- Na Kremlu powstaje plan odsunięcia Władimira Putina od władzy. Zamierzają ogłosić jego rzekomą chorobę - twierdzi Piontkowski w nagraniu, na które powołuje się agencja UNIAN. Jego zdaniem, rosyjskie kierownictwo dyskutuje o tymczasowym przekazaniu uprawnień prezydenta Federacji Rosyjskiej kolektywnemu organowi – Radzie Bezpieczeństwa.
- Inicjatorem tego pomysłu jest Jurij Walentowicz Kowalczuk, który jest jednym z najbliższych Putinowi ludzi. On jest menedżerem wielkiego imperium finansowego i zarazem guru polityki zagranicznej. Kowalczuk to klasyczny ultrafaszysta wyznający skrajnie imperialne poglądy. To ideolog wojny z Ukrainą i Zachodem, który pchnął Putina do „operacji specjalnej” - mówił.
Rosyjski publicysta wieszczy koniec Putina. „Ogłoszą jego chorobę”
- Kowalczuk to mądry człowiek. Zrozumiał, że Rosja przegra i w tej sytuacji uznał, że stoi przed nim zadanie zachowania władzy i własności nie tylko własnej, ale i całej grupy rządzącej. Zajęcie Ukrainy schodzi na dalszy plan – zauważył publicysta.
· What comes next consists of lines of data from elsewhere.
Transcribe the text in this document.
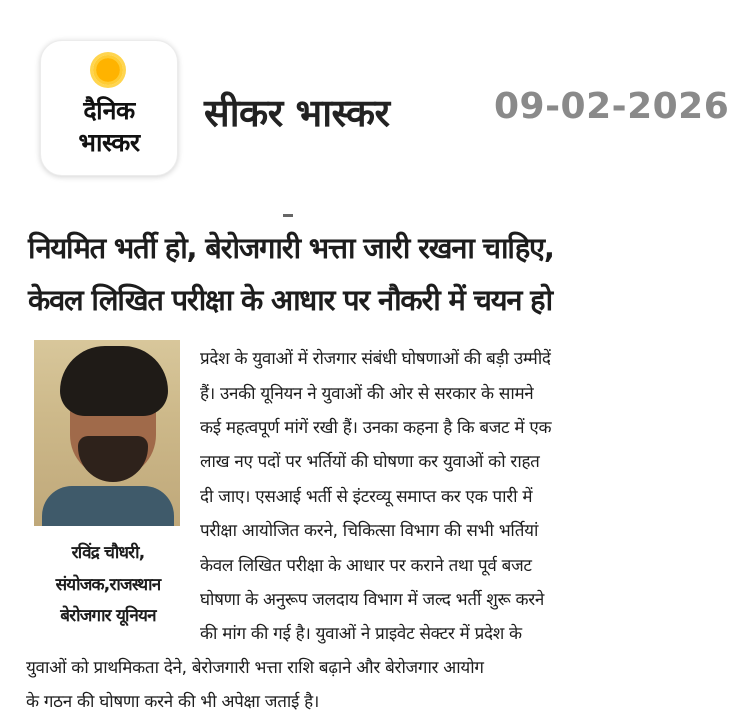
दैनिक
भास्कर
सीकर भास्कर	09-02-2026
नियमित भर्ती हो, बेरोजगारी भत्ता जारी रखना चाहिए,
केवल लिखित परीक्षा के आधार पर नौकरी में चयन हो
रविंद्र चौधरी,
संयोजक,राजस्थान
बेरोजगार यूनियन
प्रदेश के युवाओं में रोजगार संबंधी घोषणाओं की बड़ी उम्मीदें
हैं। उनकी यूनियन ने युवाओं की ओर से सरकार के सामने
कई महत्वपूर्ण मांगें रखी हैं। उनका कहना है कि बजट में एक
लाख नए पदों पर भर्तियों की घोषणा कर युवाओं को राहत
दी जाए। एसआई भर्ती से इंटरव्यू समाप्त कर एक पारी में
परीक्षा आयोजित करने, चिकित्सा विभाग की सभी भर्तियां
केवल लिखित परीक्षा के आधार पर कराने तथा पूर्व बजट
घोषणा के अनुरूप जलदाय विभाग में जल्द भर्ती शुरू करने
की मांग की गई है। युवाओं ने प्राइवेट सेक्टर में प्रदेश के
युवाओं को प्राथमिकता देने, बेरोजगारी भत्ता राशि बढ़ाने और बेरोजगार आयोग
के गठन की घोषणा करने की भी अपेक्षा जताई है।
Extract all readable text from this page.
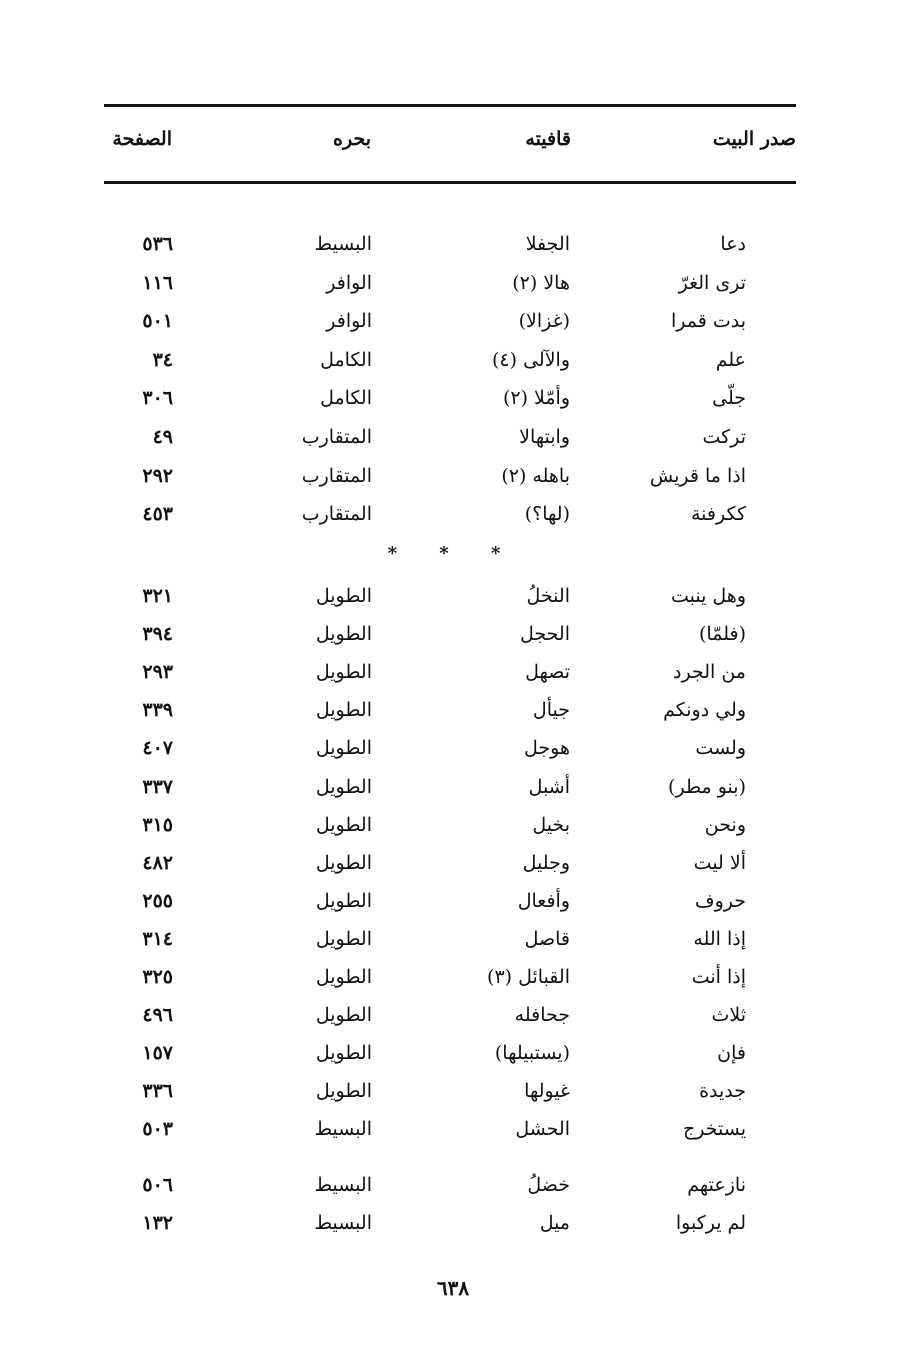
صدر البيت
قافيته
بحره
الصفحة
دعا
الجفلا
البسيط
٥٣٦
ترى الغرّ
هالا (٢)
الوافر
١١٦
بدت قمرا
(غزالا)
الوافر
٥٠١
علم
والآلى (٤)
الكامل
٣٤
جلّى
وأمّلا (٢)
الكامل
٣٠٦
تركت
وابتهالا
المتقارب
٤٩
اذا ما قريش
باهله (٢)
المتقارب
٢٩٢
ككرفنة
(لها؟)
المتقارب
٤٥٣
وهل ينبت
النخلُ
الطويل
٣٢١
(فلمّا)
الحجل
الطويل
٣٩٤
من الجرد
تصهل
الطويل
٢٩٣
ولي دونكم
جيأل
الطويل
٣٣٩
ولست
هوجل
الطويل
٤٠٧
(بنو مطر)
أشبل
الطويل
٣٣٧
ونحن
بخيل
الطويل
٣١٥
ألا ليت
وجليل
الطويل
٤٨٢
حروف
وأفعال
الطويل
٢٥٥
إذا الله
قاصل
الطويل
٣١٤
إذا أنت
القبائل (٣)
الطويل
٣٢٥
ثلاث
جحافله
الطويل
٤٩٦
فإن
(يستبيلها)
الطويل
١٥٧
جديدة
غيولها
الطويل
٣٣٦
يستخرج
الحشل
البسيط
٥٠٣
نازعتهم
خضلُ
البسيط
٥٠٦
لم يركبوا
ميل
البسيط
١٣٢
* * *
٦٣٨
Jego zdaniem, to rozwiązanie problemu władzy na Kremlu doprowadzi do „poszerza się pole manewru polityki zagranicznej, bo otrzymają większe szanse na miękką wersję kapitulacji”. - Ponadto złagodzi to szok Rosjan po klęsce. Negatywne nastawienie ludzi do Putina będzie się stopniowo zwiększać - ocenił.
Zełenski: Okupanci wyraźnie panikują
W nowym przemówieniu wideo Wołodymyr Zełenski zrelacjonował sytuację po spotkaniu z najwyższym dowódcą Sił Zbrojnych Ukrainy.
Powiedział, że siły ukraińskie stabilizują sytuację w obwodzie charkowskim po odzyskaniu terenów z rąk Rosjan. – Stabilizujemy sytuację, utrzymujemy pozycje. Mocno. Tak mocno, że okupanci namacalnie panikują. Jesteśmy teraz pewni, że nie będą mieli żadnego przyczółka na ukraińskiej ziemi – mówił.
Według Instytutu Studiów Wojennych Władimir Putin nie wysyła do Ukrainy posiłków. Zdaniem ekspertów, prezydent Rosji jest teraz pod presją, a jego kraj jest podatny na dalszą kontrofensywę.